The mechanism behind the regeneration observed in these hamster models has been proposed to involve local axons with the potential to regenerate, the surrounding extracellular matrix (ECM), and the peptides of the nano scaffold. It has been shown that nano scaffolds can be carefully constructed to promote axonal growth and prevent scar formation at lesion sites. Using alternating positive and negative L-amino acids to form β-sheet ionic self-complementary peptides, nanofibers of the SAPNSs mimic the environment of the ECM and have been shown to serve as effective scaffolds in both in vitro and in vivo studies—appearing to be immunologically inert, feasibly excreted, and nontoxic to biological systems. Whereas previous research has attempted to graft nerve tissue to the optic tract and resulted in complications (leg disabilities in the case of sciatic nerve grafts, for instance), nano neuro knitting has been shown to promote the regeneration of these tissues without such drawbacks. While more research is required in order to understand how this technology works, scientists propose that SAPNSs either facilitate this neuroregeneration by promoting cell migration into the lesion area or bringing the lesion areas in closer proximity via contraction.

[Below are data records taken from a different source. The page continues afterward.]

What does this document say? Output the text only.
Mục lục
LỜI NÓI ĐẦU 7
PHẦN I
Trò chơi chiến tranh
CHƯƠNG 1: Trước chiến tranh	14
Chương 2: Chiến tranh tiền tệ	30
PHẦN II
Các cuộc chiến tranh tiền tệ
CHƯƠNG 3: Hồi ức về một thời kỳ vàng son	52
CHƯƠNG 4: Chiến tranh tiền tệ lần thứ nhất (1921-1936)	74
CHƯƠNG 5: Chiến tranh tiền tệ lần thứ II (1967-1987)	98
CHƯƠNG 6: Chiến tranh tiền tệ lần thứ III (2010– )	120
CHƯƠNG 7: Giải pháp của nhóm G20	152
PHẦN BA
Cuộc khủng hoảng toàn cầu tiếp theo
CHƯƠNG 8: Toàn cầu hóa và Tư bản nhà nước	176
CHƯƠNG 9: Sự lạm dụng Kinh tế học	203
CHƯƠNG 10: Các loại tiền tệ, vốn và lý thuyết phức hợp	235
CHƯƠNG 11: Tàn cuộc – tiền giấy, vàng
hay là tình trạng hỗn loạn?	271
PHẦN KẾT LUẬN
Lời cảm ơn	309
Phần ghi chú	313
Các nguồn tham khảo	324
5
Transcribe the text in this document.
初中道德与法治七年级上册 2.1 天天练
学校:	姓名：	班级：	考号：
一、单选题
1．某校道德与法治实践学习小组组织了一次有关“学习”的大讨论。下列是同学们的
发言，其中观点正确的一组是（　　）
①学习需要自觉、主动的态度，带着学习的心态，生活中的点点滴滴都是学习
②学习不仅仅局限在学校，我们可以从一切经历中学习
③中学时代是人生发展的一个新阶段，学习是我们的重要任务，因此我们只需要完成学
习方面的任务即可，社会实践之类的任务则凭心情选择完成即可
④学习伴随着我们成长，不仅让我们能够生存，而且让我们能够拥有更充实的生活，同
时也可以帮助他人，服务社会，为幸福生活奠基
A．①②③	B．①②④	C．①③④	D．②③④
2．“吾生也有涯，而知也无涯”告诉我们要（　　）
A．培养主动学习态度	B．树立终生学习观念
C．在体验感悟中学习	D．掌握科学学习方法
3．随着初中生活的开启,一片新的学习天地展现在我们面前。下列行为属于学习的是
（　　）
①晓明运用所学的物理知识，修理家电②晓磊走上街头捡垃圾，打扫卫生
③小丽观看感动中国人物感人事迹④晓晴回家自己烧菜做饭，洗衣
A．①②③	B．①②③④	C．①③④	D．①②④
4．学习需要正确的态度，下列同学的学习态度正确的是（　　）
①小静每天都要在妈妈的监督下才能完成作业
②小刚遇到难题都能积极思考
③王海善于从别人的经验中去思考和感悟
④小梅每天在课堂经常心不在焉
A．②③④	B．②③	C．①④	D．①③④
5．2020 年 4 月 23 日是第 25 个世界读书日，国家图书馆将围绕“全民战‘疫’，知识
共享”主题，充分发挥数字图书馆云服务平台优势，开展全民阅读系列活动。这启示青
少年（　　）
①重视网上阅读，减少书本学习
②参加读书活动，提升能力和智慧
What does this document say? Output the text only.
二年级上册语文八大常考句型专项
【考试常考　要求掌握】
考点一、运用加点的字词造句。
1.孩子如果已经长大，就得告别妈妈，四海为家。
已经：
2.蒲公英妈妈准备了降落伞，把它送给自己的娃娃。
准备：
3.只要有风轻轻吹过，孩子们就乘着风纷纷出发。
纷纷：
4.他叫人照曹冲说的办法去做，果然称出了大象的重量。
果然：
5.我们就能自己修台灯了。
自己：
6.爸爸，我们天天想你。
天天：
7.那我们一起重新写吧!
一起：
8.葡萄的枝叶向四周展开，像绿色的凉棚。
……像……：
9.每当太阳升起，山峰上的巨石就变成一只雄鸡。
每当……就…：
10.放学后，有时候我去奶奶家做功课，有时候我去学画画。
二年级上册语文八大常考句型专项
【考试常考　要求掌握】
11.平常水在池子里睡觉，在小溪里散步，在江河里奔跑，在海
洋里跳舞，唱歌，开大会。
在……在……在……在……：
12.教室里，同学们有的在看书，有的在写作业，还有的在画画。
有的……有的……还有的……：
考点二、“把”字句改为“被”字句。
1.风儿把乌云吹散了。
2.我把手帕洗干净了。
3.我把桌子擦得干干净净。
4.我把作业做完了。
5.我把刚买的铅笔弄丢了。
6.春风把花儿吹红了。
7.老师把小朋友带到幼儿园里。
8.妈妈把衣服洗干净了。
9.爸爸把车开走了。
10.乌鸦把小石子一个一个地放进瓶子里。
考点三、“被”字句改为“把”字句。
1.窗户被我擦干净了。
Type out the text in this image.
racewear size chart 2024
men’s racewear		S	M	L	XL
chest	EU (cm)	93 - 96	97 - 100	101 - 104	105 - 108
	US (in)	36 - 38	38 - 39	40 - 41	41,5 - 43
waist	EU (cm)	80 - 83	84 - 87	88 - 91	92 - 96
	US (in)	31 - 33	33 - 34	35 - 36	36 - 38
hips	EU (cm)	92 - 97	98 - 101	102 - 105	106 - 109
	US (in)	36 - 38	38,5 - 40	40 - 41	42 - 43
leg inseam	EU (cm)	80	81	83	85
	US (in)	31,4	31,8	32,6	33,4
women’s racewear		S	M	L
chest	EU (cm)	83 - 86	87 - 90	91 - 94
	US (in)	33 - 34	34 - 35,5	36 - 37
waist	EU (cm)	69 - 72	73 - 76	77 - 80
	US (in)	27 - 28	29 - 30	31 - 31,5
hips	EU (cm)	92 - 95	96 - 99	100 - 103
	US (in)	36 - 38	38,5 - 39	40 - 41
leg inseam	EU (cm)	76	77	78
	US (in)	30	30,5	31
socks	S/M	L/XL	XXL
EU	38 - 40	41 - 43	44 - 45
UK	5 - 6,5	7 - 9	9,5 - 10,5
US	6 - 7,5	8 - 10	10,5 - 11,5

=== Central nervous system obstacles ===
One obstacle for drug delivery to the brain is the blood-brain barrier (BBB). The small size of nanomaterials, however, allows nanotechnologies to pass through. The scaffolds that enable nano neuro knitting, hence, are able to bypass this boundary without affecting the BBB that serves the essential role of managing what can and cannot enter and leave the central nervous system (CNS). While nano neuro knitting and other nanotechnologies may eventually replace procedures currently used to repair damage to the CNS through their improved biodistribution and pharmacokinetics, the toxicity and long-term impacts of nanomaterial exposure in humans has yet to be sufficiently assessed. While some studies demonstrate no immediate toxicity and immune responses, it has yet to be determined if this holds true for the human CNS (with particular concern for the retention of these materials in the brain and their capacity to form neurotoxic plaques) and the rest of the body's systems over time. Fortunately, SAPNSs may breakdown naturally by peptidase activity.

In addition, promising monitoring methods are being explored in order to monitor axon regeneration in vivo that would provide patients real-time feedback via manganese-enhanced magnetic resonance imaging (MEMRI). In this way, these potential therapies could be monitored efficiently.

=== Spinal cord injury repair ===
Spinal cord injuries (SCIs) cause damage to the nervous system, which can result in neurological disfunction. The main barrier to recovery from a SCI arises from the absence of tissue regeneration ability, specifically in damage to a portion of the nerve cell called the axon. Damage to the spinal cord can result in irreversible deficiencies including paralysis and loss of sensation.

As in ophthalmic applications, research has demonstrated that nano scaffolds may be an effective tool for repairing spinal cord injuries (SCIs). Such studies have utilized rat models to show that electrospun nanofibers and SAPNSs can effectively serve as guidance channels for regeneration of neural tissue lost at sites of SCI. Using these scaffolds with integrated, slowly-released proregenerative cytokines showed that SCI rat models could repair contused spinal cord tissue. After six months, the spinal cord cysts were shown to be replaced by bundles of myelinated axons, ECM, and vascularization. In addition, the rat models have been shown to regain motor control after this treatment.

Studies also suggest that culturing Schwann cells (SCs) and neural progenitor cells (NPCs) in SAPNSs prior to transplantation can significantly improve SCI repair by promoting axon and blood vessel development in the scaffold which has been shown to connect damaged tissue back together.